Charlotte, an elderly woman is mugged and the consequences of her injury ripple out via her daughter, her daughter's employer, his niece, her lover and his wife. It is just a gentle tale of people living their lives, and how this little incident kind of changes things, but kind of doesn't, it stirs them up and then the dust settles and life goes on. In fact, yes, the more I contemplate what happens the more I realise it is a story about life staying the same. These are all people who's lives are pretty uneventful. Something, the mugging and it's consequences, disrupt them, but at the end of the book everyone is pretty much settled back into the same little niche in which they started. Unexpected events have an impact, but often much more minimal than you might expect. Except maybe the Polish accountant, I think he changes his life more than the others. It reminded me of a TED lecture I listened to recently, that talked about happiness, and what a small impact even very significant events have on people's lives and how people perceive happiness (always interesting stuff there, but I should try and avoid digression.)

I was trying to pin down in my head who is the main character but it doesn't really have one.
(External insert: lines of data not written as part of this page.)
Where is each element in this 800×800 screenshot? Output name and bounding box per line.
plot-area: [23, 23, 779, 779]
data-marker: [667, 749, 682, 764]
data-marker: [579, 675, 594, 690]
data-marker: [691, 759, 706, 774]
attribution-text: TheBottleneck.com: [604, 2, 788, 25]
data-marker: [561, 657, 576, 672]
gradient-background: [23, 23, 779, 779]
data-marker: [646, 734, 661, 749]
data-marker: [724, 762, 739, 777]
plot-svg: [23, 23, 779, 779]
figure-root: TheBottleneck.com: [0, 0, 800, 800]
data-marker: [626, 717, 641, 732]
It hops from one person to another at random, without focussing on anyone in particular, it is not one story with sub-plots but really lots of sub-plots. The most interesting of them is Lord Henry, a slightly doddering retired professor of history to whom Rose (Charlotte's daughter) acts as personal assistant and general dogsbody. I mean, everyone is self-centred, it's a fact of life, but it's always amusing to read a character like this, it makes you feel smug. He is so stuck in his own version of reality and what is important, and his sense of his own importance, that you kind of enjoy him getting his comeuppance. But of course he creates a new version of reality and settles back down into his life and just tells himself that everyone else is at fault.
It's all very nice and middle class and comfortable. Charlotte is not traumatised by the violence nor afraid to go back to her home, she is just inconvenienced by the injury. Rose will not leave her safe marriage and family. The 'lover' (who's name I forget) wheedles his way back into his nice safe marriage. The niece sorts out her financial problems quite simply.
It was just a nice story but nothing special, no challenge for the characters or the reader. Good books really need to have something more.